By minimizing fickle chance and incompetence, it reflects the economy’s ideal potential, meaning that a shift in the S&P should represent a shift in the economic reality, not one or two (un)lucky firms or sectors. Generously allotting 500 slots makes sure the index includes the good and not just the exceptional. The US headquarters requirement limits it to domestic firms. The public’s hands requirement, combined with a float-adjusted market cap, limits it to truly public companies. All of these factors combined ensure the S&P tracks the US economy but without the uncertainty from outliers.

Don’t let perfect be the enemy of good enough

To emulate the S&P, we can create a screener which approximates the S&P 500 by searching for the following:

Breakdown of issanplike formula

The formula used to capture S&P likeness

Astute readers will note that these are not the criteria used by Standard & Poor’s for their index. This is in the interest of computing time and ease of information access. For instance, rather than going through the odious process of determining a ticker’s IWF, we eliminate certain company types. REITs and LPs are not truly corporations and are not typically traded by the public. By excluding these companies, we nearly match the IWF requirement for a fraction of the processing power. We also don’t include an explicit market requirement or a minimum number of shares. Implicitly, however, the ability to select a range makes these requirements superfluous.

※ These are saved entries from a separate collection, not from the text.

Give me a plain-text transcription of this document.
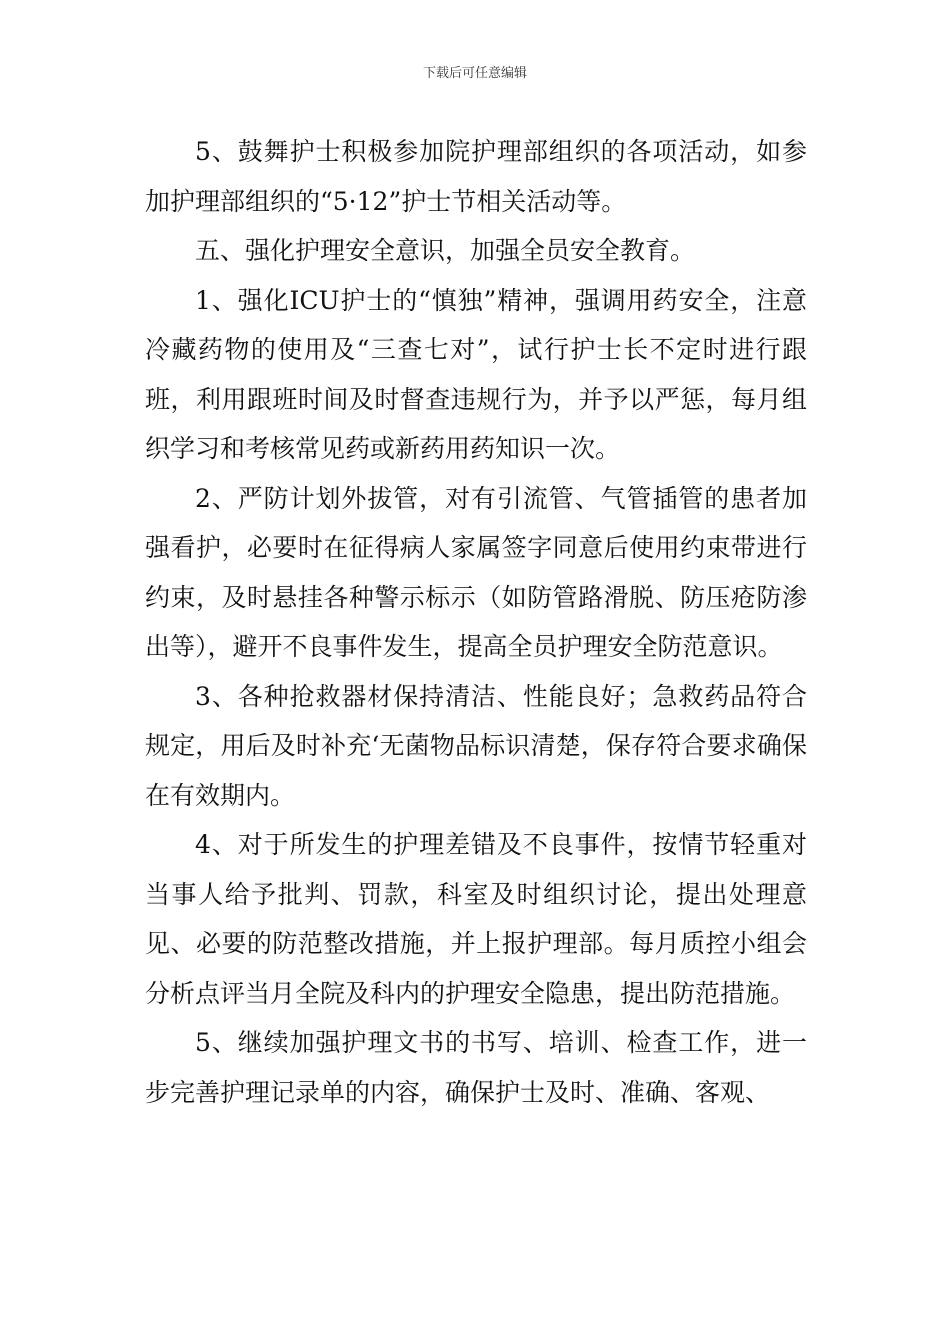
下载后可任意编辑

5、鼓舞护士积极参加院护理部组织的各项活动，如参加护理部组织的“5·12”护士节相关活动等。

五、强化护理安全意识，加强全员安全教育。

1、强化ICU护士的“慎独”精神，强调用药安全，注意冷藏药物的使用及“三查七对”，试行护士长不定时进行跟班，利用跟班时间及时督查违规行为，并予以严惩，每月组织学习和考核常见药或新药用药知识一次。

2、严防计划外拔管，对有引流管、气管插管的患者加强看护，必要时在征得病人家属签字同意后使用约束带进行约束，及时悬挂各种警示标示（如防管路滑脱、防压疮防渗出等），避开不良事件发生，提高全员护理安全防范意识。

3、各种抢救器材保持清洁、性能良好；急救药品符合规定，用后及时补充‘无菌物品标识清楚，保存符合要求确保在有效期内。

4、对于所发生的护理差错及不良事件，按情节轻重对当事人给予批判、罚款，科室及时组织讨论，提出处理意见、必要的防范整改措施，并上报护理部。每月质控小组会分析点评当月全院及科内的护理安全隐患，提出防范措施。

5、继续加强护理文书的书写、培训、检查工作，进一步完善护理记录单的内容，确保护士及时、准确、客观、
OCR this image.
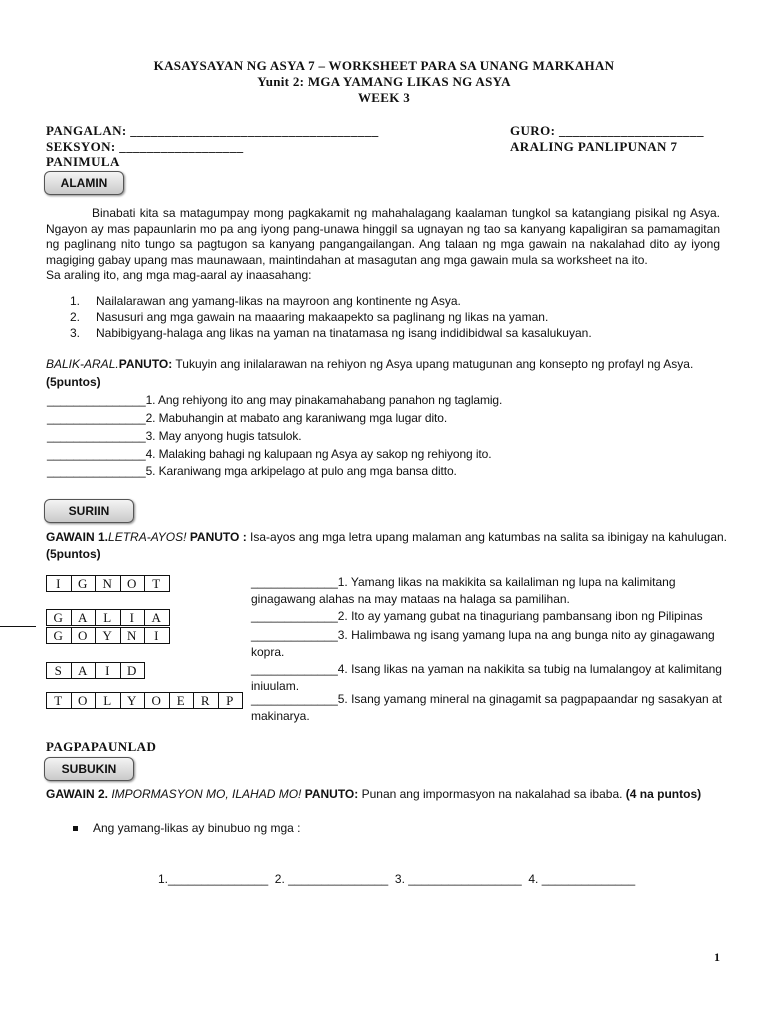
KASAYSAYAN NG ASYA 7 – WORKSHEET PARA SA UNANG MARKAHAN
Yunit 2: MGA YAMANG LIKAS NG ASYA
WEEK 3
PANGALAN: ____________________________________
SEKSYON: __________________
GURO: _____________________
ARALING PANLIPUNAN 7
PANIMULA
ALAMIN
Binabati kita sa matagumpay mong pagkakamit ng mahahalagang kaalaman tungkol sa katangiang pisikal ng Asya. Ngayon ay mas papaunlarin mo pa ang iyong pang-unawa hinggil sa ugnayan ng tao sa kanyang kapaligiran sa pamamagitan ng paglinang nito tungo sa pagtugon sa kanyang pangangailangan. Ang talaan ng mga gawain na nakalahad dito ay iyong magiging gabay upang mas maunawaan, maintindahan at masagutan ang mga gawain mula sa worksheet na ito.
Sa araling ito, ang mga mag-aaral ay inaasahang:
1. Nailalarawan ang yamang-likas na mayroon ang kontinente ng Asya.
2. Nasusuri ang mga gawain na maaaring makaapekto sa paglinang ng likas na yaman.
3. Nabibigyang-halaga ang likas na yaman na tinatamasa ng isang indidibidwal sa kasalukuyan.
BALIK-ARAL.PANUTO: Tukuyin ang inilalarawan na rehiyon ng Asya upang matugunan ang konsepto ng profayl ng Asya.
(5puntos)
_______________1. Ang rehiyong ito ang may pinakamahabang panahon ng taglamig.
_______________2. Mabuhangin at mabato ang karaniwang mga lugar dito.
_______________3. May anyong hugis tatsulok.
_______________4. Malaking bahagi ng kalupaan ng Asya ay sakop ng rehiyong ito.
_______________5. Karaniwang mga arkipelago at pulo ang mga bansa ditto.
SURIIN
GAWAIN 1.LETRA-AYOS! PANUTO : Isa-ayos ang mga letra upang malaman ang katumbas na salita sa ibinigay na kahulugan.
(5puntos)
I	G	N	O	T
G	A	L	I	A
G	O	Y	N	I
S	A	I	D
T	O	L	Y	O	E	R	P
_____________1. Yamang likas na makikita sa kailaliman ng lupa na kalimitang
ginagawang alahas na may mataas na halaga sa pamilihan.
_____________2. Ito ay yamang gubat na tinaguriang pambansang ibon ng Pilipinas
_____________3. Halimbawa ng isang yamang lupa na ang bunga nito ay ginagawang
kopra.
_____________4. Isang likas na yaman na nakikita sa tubig na lumalangoy at kalimitang
iniuulam.
_____________5. Isang yamang mineral na ginagamit sa pagpapaandar ng sasakyan at
makinarya.
PAGPAPAUNLAD
SUBUKIN
GAWAIN 2. IMPORMASYON MO, ILAHAD MO! PANUTO: Punan ang impormasyon na nakalahad sa ibaba. (4 na puntos)
Ang yamang-likas ay binubuo ng mga :
1._______________  2. _______________  3. _________________  4. ______________
1
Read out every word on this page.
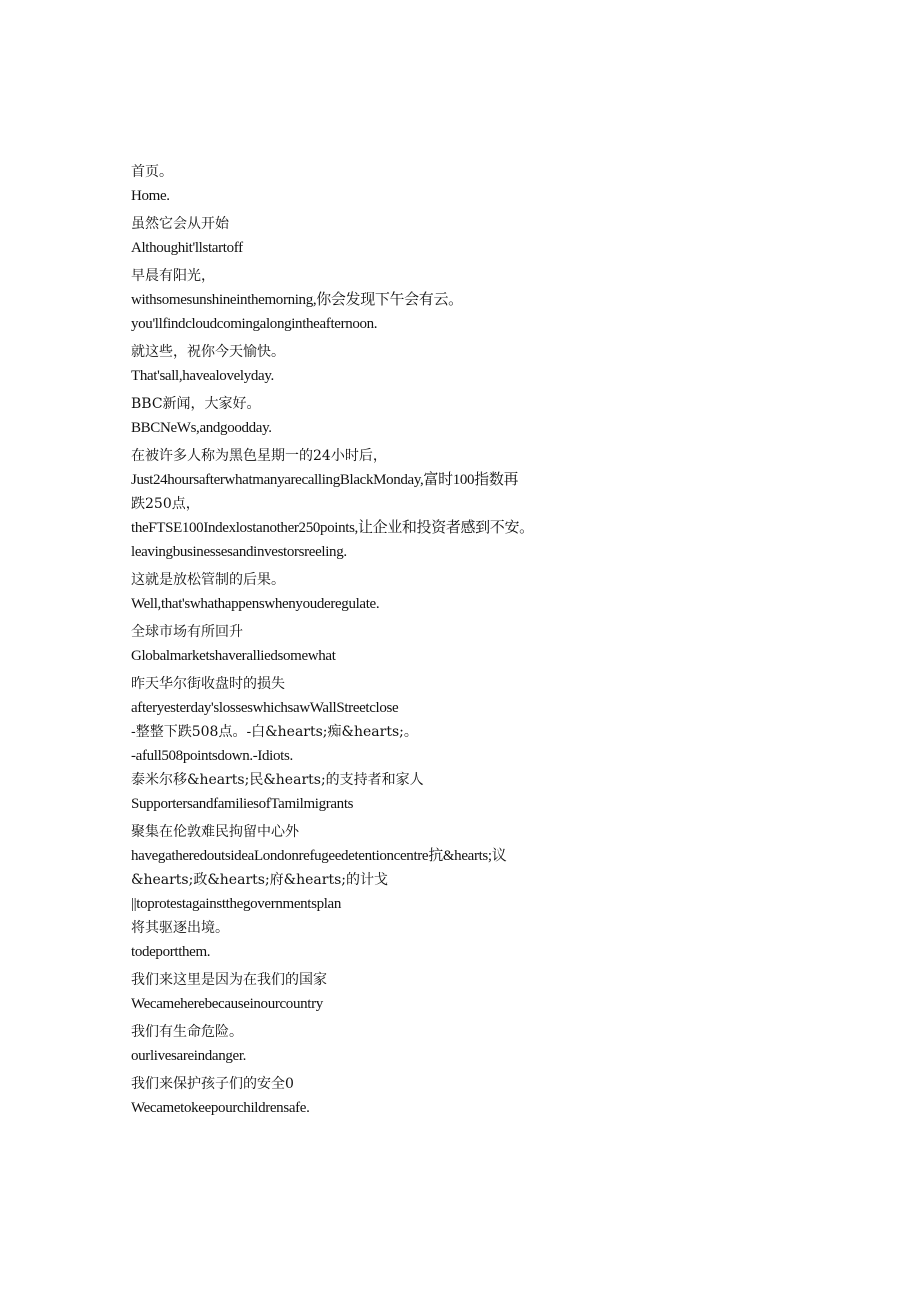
首页。
Home.
虽然它会从开始
Althoughit'llstartoff
早晨有阳光，
withsomesunshineinthemorning,你会发现下午会有云。
you'llfindcloudcomingalongintheafternoon.
就这些，祝你今天愉快。
That'sall,havealovelyday.
BBC新闻，大家好。
BBCNeWs,andgoodday.
在被许多人称为黑色星期一的24小时后，
Just24hoursafterwhatmanyarecallingBlackMonday,富时100指数再
跌250点，
theFTSE100Indexlostanother250points,让企业和投资者感到不安。
leavingbusinessesandinvestorsreeling.
这就是放松管制的后果。
Well,that'swhathappenswhenyouderegulate.
全球市场有所回升
Globalmarketshaveralliedsomewhat
昨天华尔街收盘时的损失
afteryesterday'slosseswhichsawWallStreetclose
-整整下跌508点。-白&hearts;痴&hearts;。
-afull508pointsdown.-Idiots.
泰米尔移&hearts;民&hearts;的支持者和家人
SupportersandfamiliesofTamilmigrants
聚集在伦敦难民拘留中心外
havegatheredoutsideaLondonrefugeedetentioncentre抗&hearts;议
&hearts;政&hearts;府&hearts;的计戈
||toprotestagainstthegovernmentsplan
将其驱逐出境。
todeportthem.
我们来这里是因为在我们的国家
Wecameherebecauseinourcountry
我们有生命危险。
ourlivesareindanger.
我们来保护孩子们的安全0
Wecametokeepourchildrensafe.
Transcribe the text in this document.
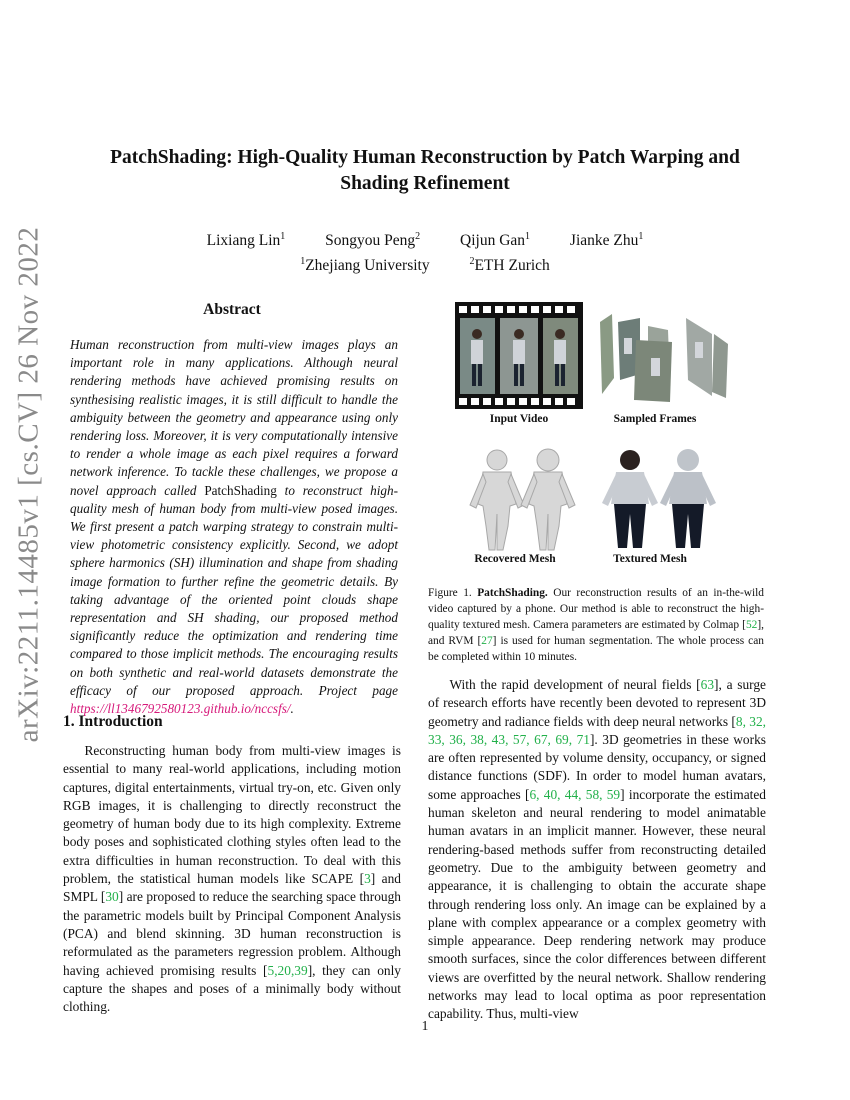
arXiv:2211.14485v1 [cs.CV] 26 Nov 2022
PatchShading: High-Quality Human Reconstruction by Patch Warping and
Shading Refinement
Lixiang Lin$^1$	Songyou Peng$^2$	Qijun Gan$^1$	Jianke Zhu$^1$
$^1$Zhejiang University	$^2$ETH Zurich
Abstract
Human reconstruction from multi-view images plays an important role in many applications. Although neural rendering methods have achieved promising results on synthesising realistic images, it is still difficult to handle the ambiguity between the geometry and appearance using only rendering loss. Moreover, it is very computationally intensive to render a whole image as each pixel requires a forward network inference. To tackle these challenges, we propose a novel approach called PatchShading to reconstruct high-quality mesh of human body from multi-view posed images. We first present a patch warping strategy to constrain multi-view photometric consistency explicitly. Second, we adopt sphere harmonics (SH) illumination and shape from shading image formation to further refine the geometric details. By taking advantage of the oriented point clouds shape representation and SH shading, our proposed method significantly reduce the optimization and rendering time compared to those implicit methods. The encouraging results on both synthetic and real-world datasets demonstrate the efficacy of our proposed approach. Project page https://ll1346792580123.github.io/nccsfs/.
1. Introduction

Reconstructing human body from multi-view images is essential to many real-world applications, including motion captures, digital entertainments, virtual try-on, etc. Given only RGB images, it is challenging to directly reconstruct the geometry of human body due to its high complexity. Extreme body poses and sophisticated clothing styles often lead to the extra difficulties in human reconstruction. To deal with this problem, the statistical human models like SCAPE [3] and SMPL [30] are proposed to reduce the searching space through the parametric models built by Principal Component Analysis (PCA) and blend skinning. 3D human reconstruction is reformulated as the parameters regression problem. Although having achieved promising results [5,20,39], they can only capture the shapes and poses of a minimally body without clothing.

Input Video	Sampled Frames
Recovered Mesh	Textured Mesh
Figure 1. PatchShading. Our reconstruction results of an in-the-wild video captured by a phone. Our method is able to reconstruct the high-quality textured mesh. Camera parameters are estimated by Colmap [52], and RVM [27] is used for human segmentation. The whole process can be completed within 10 minutes.

With the rapid development of neural fields [63], a surge of research efforts have recently been devoted to represent 3D geometry and radiance fields with deep neural networks [8, 32, 33, 36, 38, 43, 57, 67, 69, 71]. 3D geometries in these works are often represented by volume density, occupancy, or signed distance functions (SDF). In order to model human avatars, some approaches [6, 40, 44, 58, 59] incorporate the estimated human skeleton and neural rendering to model animatable human avatars in an implicit manner. However, these neural rendering-based methods suffer from reconstructing detailed geometry. Due to the ambiguity between geometry and appearance, it is challenging to obtain the accurate shape through rendering loss only. An image can be explained by a plane with complex appearance or a complex geometry with simple appearance. Deep rendering network may produce smooth surfaces, since the color differences between different views are overfitted by the neural network. Shallow rendering networks may lead to local optima as poor representation capability. Thus, multi-view

1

There is no need to filter by the market cap when you’re only looking at the top 500 (for example) stocks, after all.

The S&P compared to an S&P-like estimate since 1996

With positions sized by market cap, the S&P likeness gives very similar performance to the S&P 500.

A quick backtest of the issandplike macro from 0 to 500 confirms that our estimation closely tracks the S&P.

500, 600, 900, oh my!

As mentioned above, this macro isn’t limited to the S&P 500. Equities Lab includes formulae for the S&P 500, the MidCap 400, and the SmallCap 600. We also include their most common composites–the 900 (large cap+midcap), the 1000 (midcap+smallcap), and the 1500 (all three benchmarks together). If the standard divisions aren’t to your liking, Equities Lab makes selecting your own range a trivial matter. All three of these indices use the same core methodology–only the market caps are different. As a result, the issandplike macro can be used for any range in the market index. We can try this now:

A matrix comparing the different renditions of Equities Labs sandplike macro.

Open Equities Lab and create a new screener. Import the macro by typing $issandplike into the editor. There will be two blank spaces in the term for the range; we’ll select 343 to 780.

Sample usage of issandplike formula

Backtesting reveals that our range tracks the S&P 500, as expected, but not perfectly. We can get it closer by adding a quick tweak; weighing the positions by market cap. This weighting brings the screen more in line with the S&P, but isn’t included in the default macro (it can generate odd results depending on how it’s used).

issandplike formula with marketcap weighing.

As the backtest shows, weighing by market cap gets us a bit closer to the returns of the S&P–annualized returns differ by less than a third of a percent.